Tras ese preámbulo paternal le hablaba de la familia, de los amigos, de los conocidos, de la vida ciudadana y de la vida política, la cual era satisfactoria, si no por otra cosa porque desde febrero padecían un nuevo alcalde, Manuel Rius i Rius, el cual, por amabilidad de los dioses, era un buen cliente de la notaría, tanto que, sin llegar a ser amigos, si algún día se viera en la necesidad de pedirle algo probablemente le atendería. Todo eso ya lo había leído sin que le asaltase curiosidad alguna, salvo un párrafo dedicado a su amigo el cónsul Von Gosseln, al que le agradecería de por vida que gracias a él pudiera escribirse con ella. Le notaba un punto entristecido, sin atreverse a precisar si sería por su salud, por la defección de su mayordomo de toda la vida o porque le habían puesto un vicecónsul, un tal Fridel von Carlowitz que a él no le caía bien, aunque no supiera explicar por qué. Podría ser por no parecerle un verdadero diplomático, sino un espía. El caso era que apenas dedicaba tiempo a las actividades consulares. Prefería montar a caballo haciendo equipo con su mujer —una gran amazona mucho más joven que él—, compitiendo en torneos de saltos y cosas así, aunque según Von Gösseln lo que le consumía más tiempo era el bienestar de los capitanes, oficiales y tripulaciones de tres cargueros internados en la dársena del Morrot. Unos barcos milagrosos, pues pese a llevar dos años amarrados no mostraban herrumbre. Los tripulantes no solamente los cuidaban, sino que de vez en cuando los movían, quizá para mantener vivas sus calderas y sus máquinas. Que lo hacían se notaba en que cambiaban de sitio. No le sorprendería que alguna vez salieran a estirar las piernas por el Mediterráneo; después de todo, ni estaban encadenados a los muelles ni nadie los vigilaba, y las autoridades del puerto, a él le constaba, bien que sabían mirar para otro lado si se les incentivaba para ello. Sus nombres eran Düsseldorf, Rudolf y Brasilia; se lo decía por si eso pudiera ser de interés para su marido.
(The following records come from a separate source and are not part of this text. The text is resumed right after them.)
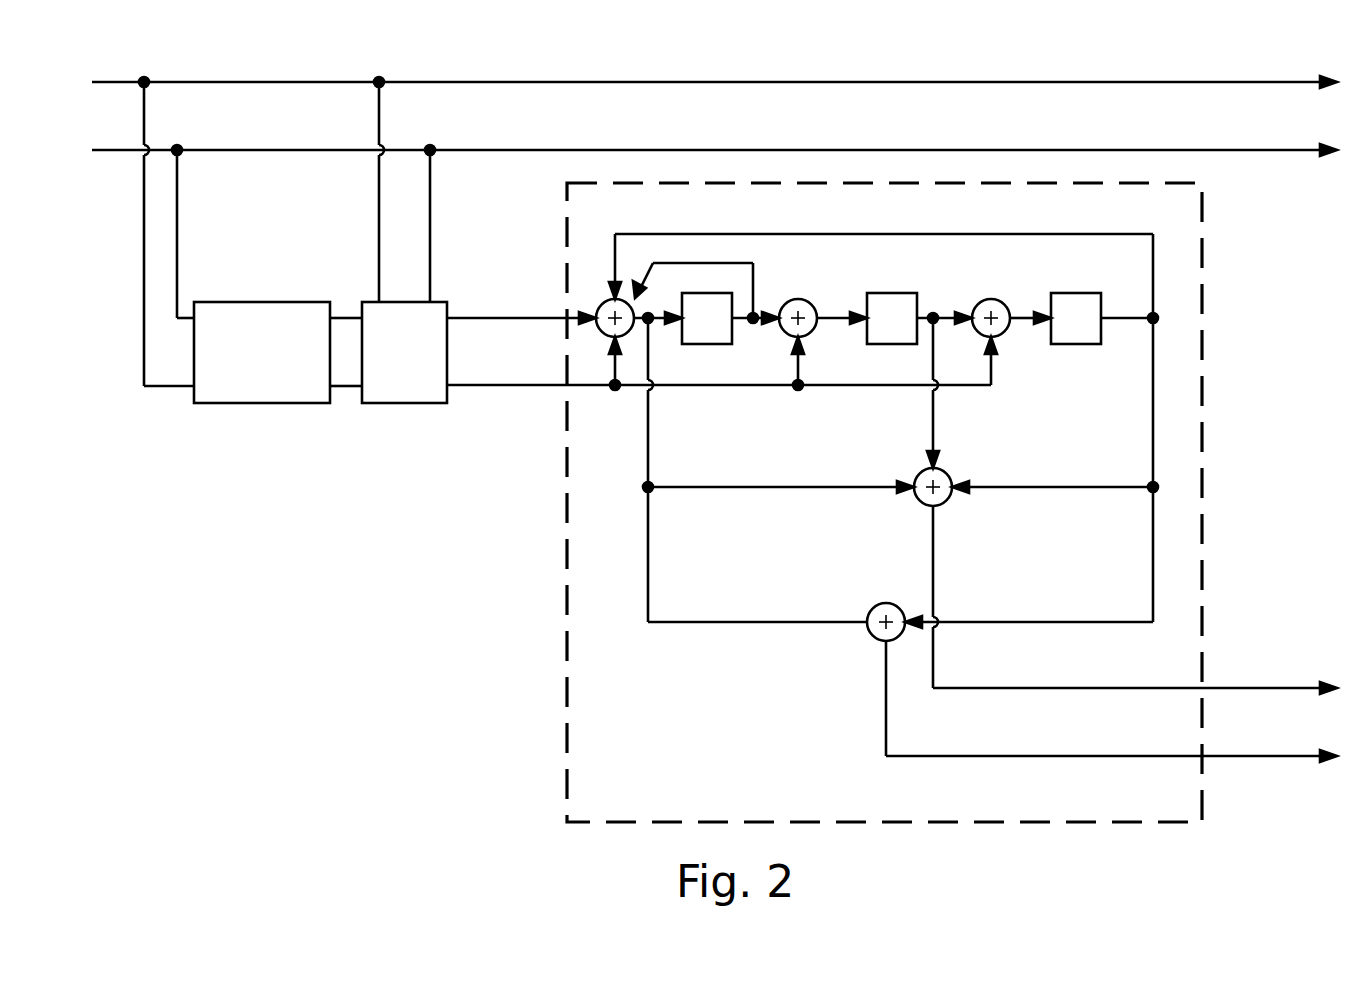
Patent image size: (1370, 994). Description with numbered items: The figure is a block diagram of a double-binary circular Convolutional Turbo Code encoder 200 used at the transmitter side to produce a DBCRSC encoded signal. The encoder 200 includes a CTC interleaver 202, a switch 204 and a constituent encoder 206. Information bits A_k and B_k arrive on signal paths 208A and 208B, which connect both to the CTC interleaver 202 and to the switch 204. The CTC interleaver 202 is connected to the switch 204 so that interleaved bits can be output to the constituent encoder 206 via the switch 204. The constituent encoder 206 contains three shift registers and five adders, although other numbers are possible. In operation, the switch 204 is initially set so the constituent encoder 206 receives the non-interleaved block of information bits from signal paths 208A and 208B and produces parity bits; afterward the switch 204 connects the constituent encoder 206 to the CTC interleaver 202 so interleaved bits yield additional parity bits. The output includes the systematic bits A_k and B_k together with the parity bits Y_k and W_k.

The double-binary circular Convolutional Turbo Code encoder 200 is at (314, 664).
The CTC interleaver 202 is at (264, 301).
The switch 204 is at (374, 301).
The constituent encoder 206 is at (1205, 326).
The signal path 208A is at (336, 81).
The signal path 208B is at (348, 149).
No añadía más, salvo una petición enternecedora: que les enviase fotos, suyas y de su marido. Meritxell les enseñó las de su boda, donde los dos estaban imponentes, pero a la mare y a él les gustaría tener alguna más íntima; una que les permitiese hacerse una idea de cómo eran en ese verano de 1916. Ahí se despedía, dejándola sumida en una dulce melancolía. Una de la que solo fue capaz de sacarla un cornetín de órdenes. El que mil hombres se cuadraran al unísono significaba que Von Mackensen ya estaba encima, saludando desde el Horsch de Usedom.

Comienza el horror, se dijo con resignación al tiempo de levantarse, como hacía ya el resto de las damas. Quizá fuera eso lo que menos le gustaba de haberse vuelto alemana.

No, alemana, no. De ninguna de las maneras.

Para bien o para mal, ella se había vuelto prusiana.